The Russian government has put the British prosecutor of the international criminal court (ICC) on a wanted list in an act of retribution after the Hague-based court issued an arrest warrant for Vladimir Putin for allegedly overseeing the abduction of Ukrainian children.
The arrest order said Russia’s interior ministry was seeking to detain Karim Khan, who has served as the ICC prosecutor since 2021.
In March, the ICC issued arrest warrants for Putin and Russia’s commissioner for children’s rights, Maria Lvova-Belova, on allegations they facilitated the forced deportation of thousands of children from Ukraine to Russia, where many have been placed with Russian families.
Neither have denied that Ukrainian children have been sent to Russian families. Lvova-Belova in February said she had “adopted” a 15-year-old child from Mariupol, telling Putin: “I know what it means to be a mother of a child from Donbas.”
As the court’s prosecutor, Khan played an intimate role in the arrest warrant against Putin.

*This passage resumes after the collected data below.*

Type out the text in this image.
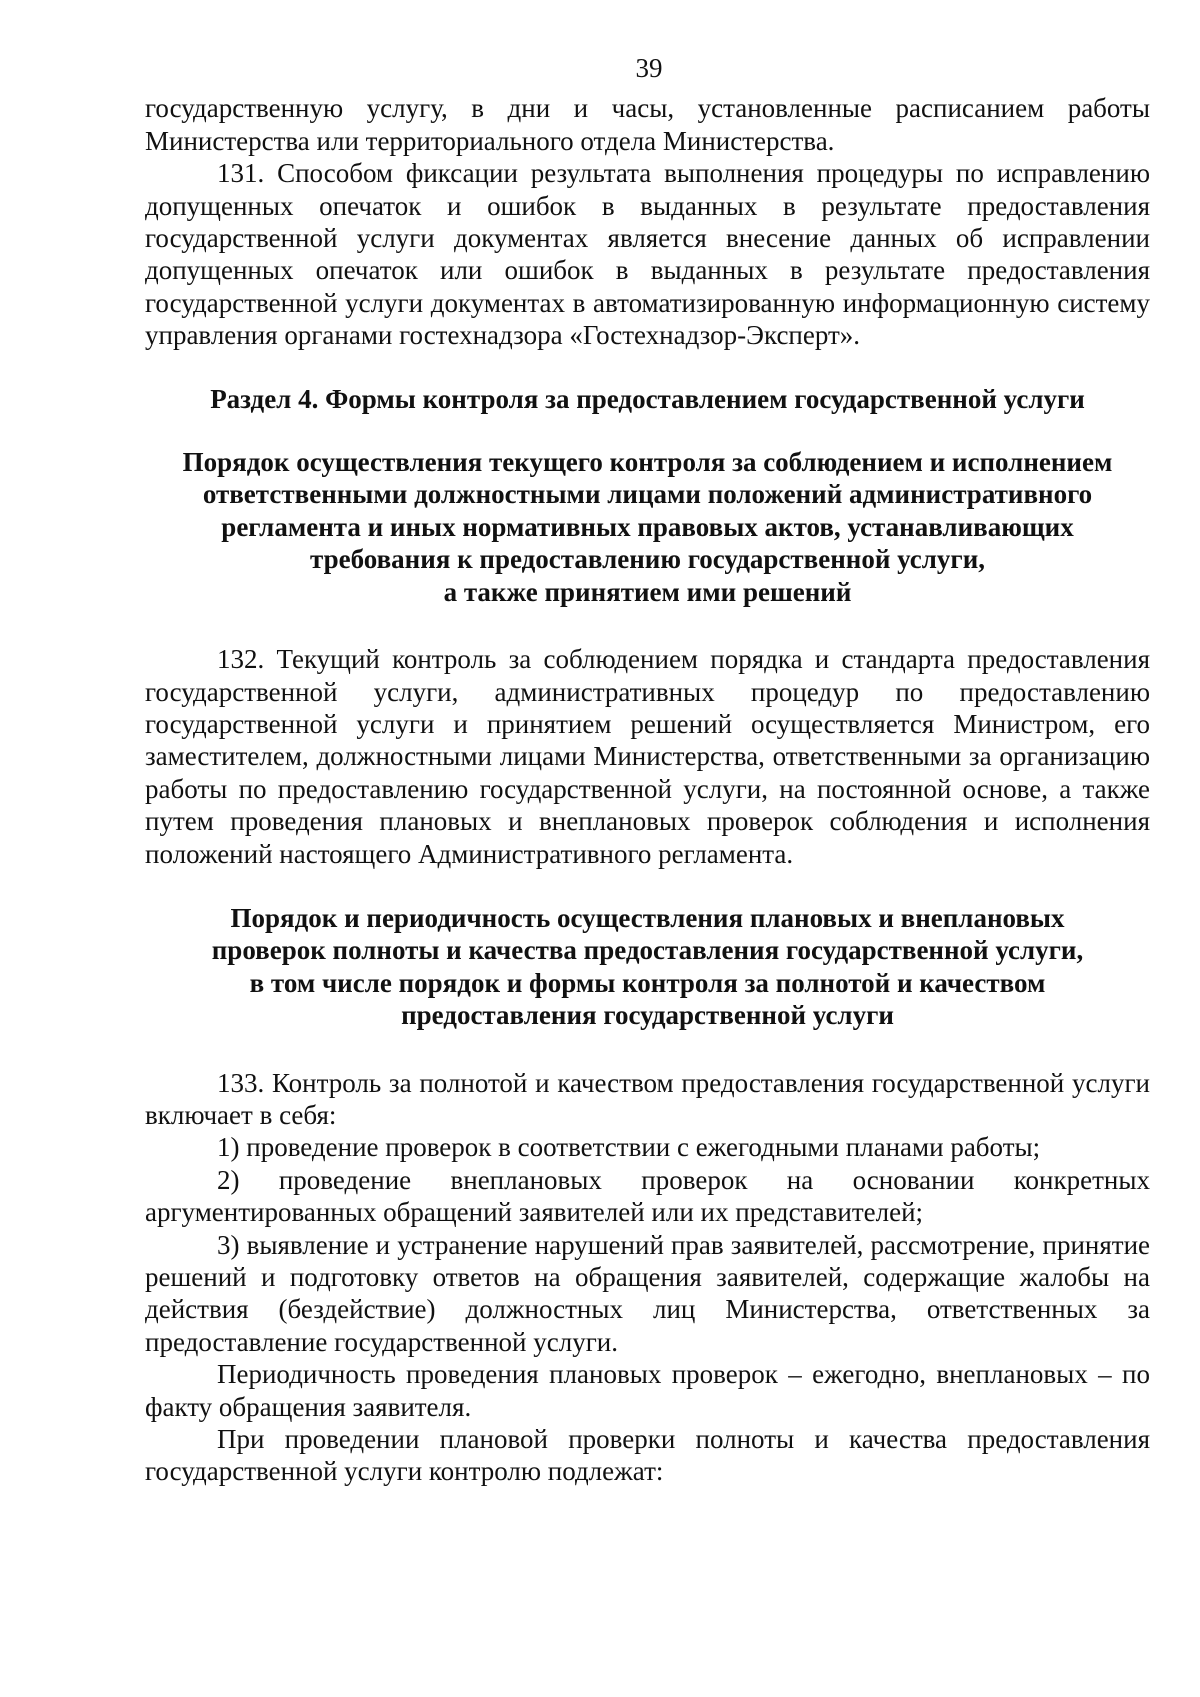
39

государственную услугу, в дни и часы, установленные расписанием работы Министерства или территориального отдела Министерства.

131. Способом фиксации результата выполнения процедуры по исправлению допущенных опечаток и ошибок в выданных в результате предоставления государственной услуги документах является внесение данных об исправлении допущенных опечаток или ошибок в выданных в результате предоставления государственной услуги документах в автоматизированную информационную систему управления органами гостехнадзора «Гостехнадзор-Эксперт».

Раздел 4. Формы контроля за предоставлением государственной услуги
Порядок осуществления текущего контроля за соблюдением и исполнением
ответственными должностными лицами положений административного
регламента и иных нормативных правовых актов, устанавливающих
требования к предоставлению государственной услуги,
а также принятием ими решений

132. Текущий контроль за соблюдением порядка и стандарта предоставления государственной услуги, административных процедур по предоставлению государственной услуги и принятием решений осуществляется Министром, его заместителем, должностными лицами Министерства, ответственными за организацию работы по предоставлению государственной услуги, на постоянной основе, а также путем проведения плановых и внеплановых проверок соблюдения и исполнения положений настоящего Административного регламента.

Порядок и периодичность осуществления плановых и внеплановых
проверок полноты и качества предоставления государственной услуги,
в том числе порядок и формы контроля за полнотой и качеством
предоставления государственной услуги

133. Контроль за полнотой и качеством предоставления государственной услуги включает в себя:

1) проведение проверок в соответствии с ежегодными планами работы;

2) проведение внеплановых проверок на основании конкретных аргументированных обращений заявителей или их представителей;

3) выявление и устранение нарушений прав заявителей, рассмотрение, принятие решений и подготовку ответов на обращения заявителей, содержащие жалобы на действия (бездействие) должностных лиц Министерства, ответственных за предоставление государственной услуги.

Периодичность проведения плановых проверок – ежегодно, внеплановых – по факту обращения заявителя.

При проведении плановой проверки полноты и качества предоставления государственной услуги контролю подлежат:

He visited Ukraine four times in the year before the accusations were made public, leading to a ruling that “there are reasonable grounds to believe that Mr Putin bears individual criminal responsibility” for the child abductions.
Kyiv has accused Russia of abducting more than 16,000 children from the country since the full-scale invasion began in February last year.
Khan was previously named in a criminal case opened by the Russian investigative committee, which also accused three judges of the court of making false accusations of guilt and of preparing an attack on a representative of a foreign state.
Khan’s addition to the wanted list is the latest step in the growing confrontation between Russia and Ukraine’s western allies, which the Kremlin is now seeking to portray as an existential conflict.
The arrest warrant for Putin has provoked a strong reaction from the Kremlin and Putin’s allies. The former president Dmitry Medvedev called for a missile strike on the ICC in response to the arrest warrant. The state Duma chair, Vyacheslav Volodin, said the warrant was equivalent to an act of aggression against Russia.
“Washington and Brussels understand: Putin is Russia,” he said.